I shook my head. No way. Maybe Sloane thought that, and Brayden. But if my family thought I was using Magnolia, they would've kicked my ass already. And I knew Magnolia didn't believe that. I thought about the night before, the way she'd wiped tears from my face and welcomed me into her body. No, Magnolia knew this was about so much more than sex. And so did I. Sloane could go fuck herself.
"If you need to get laid . . ." Sloane said. Suggestion dripped from her words as she sauntered across the kitchen, not coming to a stop until she was so close her hips bumped mine. Too close.
From a distance, Sloane was gorgeous. Shiny black hair, green eyes, cheekbones that could cut glass, long legs, and round, high tits. She knew how to dress, with class and style, even if her hemlines were a little short and she showed too much cleavage. But up close?

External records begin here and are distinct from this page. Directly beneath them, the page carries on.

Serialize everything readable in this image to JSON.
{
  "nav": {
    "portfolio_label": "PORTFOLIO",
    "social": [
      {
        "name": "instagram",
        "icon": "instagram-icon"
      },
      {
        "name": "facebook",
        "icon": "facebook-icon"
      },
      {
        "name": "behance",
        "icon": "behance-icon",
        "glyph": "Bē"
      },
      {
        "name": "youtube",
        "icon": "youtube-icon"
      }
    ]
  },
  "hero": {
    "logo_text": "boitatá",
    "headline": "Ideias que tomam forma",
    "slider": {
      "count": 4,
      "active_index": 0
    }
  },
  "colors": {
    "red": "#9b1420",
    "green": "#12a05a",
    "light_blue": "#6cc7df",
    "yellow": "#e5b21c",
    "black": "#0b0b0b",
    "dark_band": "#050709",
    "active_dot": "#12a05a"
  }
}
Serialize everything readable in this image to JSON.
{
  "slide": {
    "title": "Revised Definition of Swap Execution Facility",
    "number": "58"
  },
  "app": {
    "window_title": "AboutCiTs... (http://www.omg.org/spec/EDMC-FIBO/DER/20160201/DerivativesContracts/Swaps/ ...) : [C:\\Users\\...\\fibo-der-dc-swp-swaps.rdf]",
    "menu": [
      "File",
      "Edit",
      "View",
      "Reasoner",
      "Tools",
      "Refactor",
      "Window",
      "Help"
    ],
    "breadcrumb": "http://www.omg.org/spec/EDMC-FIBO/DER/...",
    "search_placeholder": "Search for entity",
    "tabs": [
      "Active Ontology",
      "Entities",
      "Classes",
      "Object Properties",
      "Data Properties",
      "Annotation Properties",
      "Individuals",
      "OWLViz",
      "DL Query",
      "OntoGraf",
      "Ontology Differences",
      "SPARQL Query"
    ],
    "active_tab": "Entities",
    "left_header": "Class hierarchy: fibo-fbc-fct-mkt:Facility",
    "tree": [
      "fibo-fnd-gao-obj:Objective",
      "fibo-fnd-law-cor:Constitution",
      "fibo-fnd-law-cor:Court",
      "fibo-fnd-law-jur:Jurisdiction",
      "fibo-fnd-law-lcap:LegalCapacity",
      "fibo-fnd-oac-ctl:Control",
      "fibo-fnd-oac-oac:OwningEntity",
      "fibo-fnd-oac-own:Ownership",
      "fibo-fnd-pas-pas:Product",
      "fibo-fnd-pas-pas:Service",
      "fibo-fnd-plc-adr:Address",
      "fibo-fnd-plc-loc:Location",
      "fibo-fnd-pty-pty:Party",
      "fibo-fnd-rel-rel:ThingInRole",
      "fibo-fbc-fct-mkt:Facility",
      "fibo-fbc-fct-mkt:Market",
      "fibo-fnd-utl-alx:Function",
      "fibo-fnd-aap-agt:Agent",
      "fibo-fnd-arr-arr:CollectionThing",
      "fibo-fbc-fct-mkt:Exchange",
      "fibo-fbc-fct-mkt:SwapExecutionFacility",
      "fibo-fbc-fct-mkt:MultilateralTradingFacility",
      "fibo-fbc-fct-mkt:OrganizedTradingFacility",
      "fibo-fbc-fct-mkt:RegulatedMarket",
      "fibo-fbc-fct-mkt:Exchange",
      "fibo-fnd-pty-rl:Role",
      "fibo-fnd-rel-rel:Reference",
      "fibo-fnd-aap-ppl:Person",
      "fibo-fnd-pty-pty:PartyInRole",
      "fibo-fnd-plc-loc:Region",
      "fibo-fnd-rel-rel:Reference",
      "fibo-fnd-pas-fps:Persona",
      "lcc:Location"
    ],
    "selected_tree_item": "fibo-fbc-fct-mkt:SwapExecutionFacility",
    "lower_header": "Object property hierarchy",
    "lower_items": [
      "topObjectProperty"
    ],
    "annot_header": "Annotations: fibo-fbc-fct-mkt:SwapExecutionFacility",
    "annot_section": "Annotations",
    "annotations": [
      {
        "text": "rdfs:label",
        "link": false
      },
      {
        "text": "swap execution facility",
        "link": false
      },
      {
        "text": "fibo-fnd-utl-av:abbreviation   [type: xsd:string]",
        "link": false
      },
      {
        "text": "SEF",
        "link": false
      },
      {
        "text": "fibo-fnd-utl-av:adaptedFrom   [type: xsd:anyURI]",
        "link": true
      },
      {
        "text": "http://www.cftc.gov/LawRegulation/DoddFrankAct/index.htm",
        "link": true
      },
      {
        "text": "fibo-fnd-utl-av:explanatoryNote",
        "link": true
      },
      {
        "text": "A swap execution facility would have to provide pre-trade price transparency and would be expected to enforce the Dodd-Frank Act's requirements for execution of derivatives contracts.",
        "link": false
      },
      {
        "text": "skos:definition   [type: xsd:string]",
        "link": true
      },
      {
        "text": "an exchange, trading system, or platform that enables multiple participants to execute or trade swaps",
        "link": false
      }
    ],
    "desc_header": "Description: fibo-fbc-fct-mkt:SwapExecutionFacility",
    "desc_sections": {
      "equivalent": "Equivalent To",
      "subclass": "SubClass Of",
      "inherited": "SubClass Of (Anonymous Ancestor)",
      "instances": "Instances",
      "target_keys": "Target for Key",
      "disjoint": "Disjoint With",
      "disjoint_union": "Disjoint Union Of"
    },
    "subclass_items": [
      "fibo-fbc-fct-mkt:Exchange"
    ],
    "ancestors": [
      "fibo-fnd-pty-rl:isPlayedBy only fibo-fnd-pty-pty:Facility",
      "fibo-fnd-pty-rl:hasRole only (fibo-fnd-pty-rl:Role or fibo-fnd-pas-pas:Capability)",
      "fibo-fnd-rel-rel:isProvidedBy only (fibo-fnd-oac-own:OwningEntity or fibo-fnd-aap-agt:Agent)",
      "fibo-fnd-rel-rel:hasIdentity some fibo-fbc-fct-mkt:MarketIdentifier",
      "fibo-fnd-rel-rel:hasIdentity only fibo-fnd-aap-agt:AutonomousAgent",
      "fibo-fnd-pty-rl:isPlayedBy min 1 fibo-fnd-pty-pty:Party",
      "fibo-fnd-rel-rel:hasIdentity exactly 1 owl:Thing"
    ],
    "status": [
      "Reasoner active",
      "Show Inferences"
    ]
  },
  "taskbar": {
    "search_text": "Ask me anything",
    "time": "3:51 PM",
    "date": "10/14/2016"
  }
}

Up close, the illusion fell apart.
Her tits were fake, she was bony, and she wore way too much makeup. Not that I was tempted, but I'd always suspected she'd be a shitty fuck. Way too selfish and self-involved to relax and have fun.
"What are you doing Sloane?" I asked, taking a step to the side to put some space between us. I'd gotten used to the feel of Magnolia's soft, round body pressed to mine. Sloane was a gnawed-on bone in comparison.
"Like I said, I'm trying to simplify things." She took a step to the side herself and laid her palms on my chest, smoothing them up to grip my shoulders, trying to pull me down for a kiss. Not going to happen.
"You think fucking me would simplify things? You're insane."
I grabbed her wrists and peeled her hands off my shoulders, trying to push her back. For someone so skinny, she was strong.
Sloane was shorter than me, the top of her head barely reaching my chin, but she planted her toes on the top of my foot and lunged up, pressing her mouth to mine.
That was it. I was trying to be careful, hadn't wanted to hurt her, but I was done. Fucking done. I pushed her back and stepped away, putting the island between us while she got her balance on her spike heels.